His The War of the Flowers revolves around a high-tech. fairyland, and if it wasn't for the fact that some of the characters are little fluttery things with wings (and horrble bad attitudes) it would be a straight-SF parallel world story. The Memory, Sorrow and Thorn series is said to be based on Tolkein's Middle Earth, a thousand or more years later and on a different continent: but while Tolkein's elves are mythological and quasi-religious, Williams' version feel like some sort of alien life-form.
Idealization may be part of the key, and part of the distinction.
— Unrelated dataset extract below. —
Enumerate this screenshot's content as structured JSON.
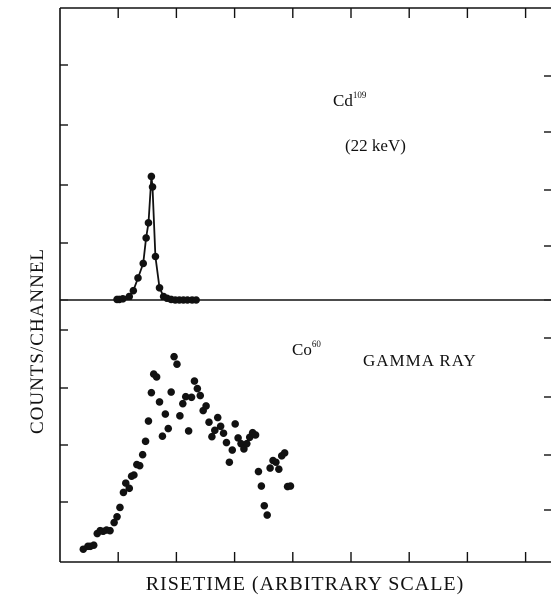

Tolkein's fantasy elves are idealized and are there to represent certain qualities, to be beautiful and mysterious and, yes, fantastic. Williams' nearly-SF equivalent are treated as a well-rounded species with their own faults and virtues and individual natures, and are as much weird and disturbing as they are attractive.
I don't care much for fantasy of the dragons and quests type, but I am currently reading Barbra Hambley's Darwath trilogy, and she is another author who overlaps the boundaries. She writes about magic and wizards which says "fantasy," but does so in the context of a well-thought-out system of parallel worlds, in which magic is portrayed as just another sort of energy which operates more strongly in some universes than others. Her inimical Dark Ones read far more like alien energy-beings than fantasy demons.
I have a potential problem with the distiction between SF and fantasy myself, because I'm writing a novel which I would consider to be SF - albeit SF in which the sciences concerned would be mainly sociology and evolutionary biology, rather than technology and physics - but which may end up being classed as fantasy, simply because the setting is an alien world where the technology-level is quasi-mediaeval and clairvoyance is an established fact.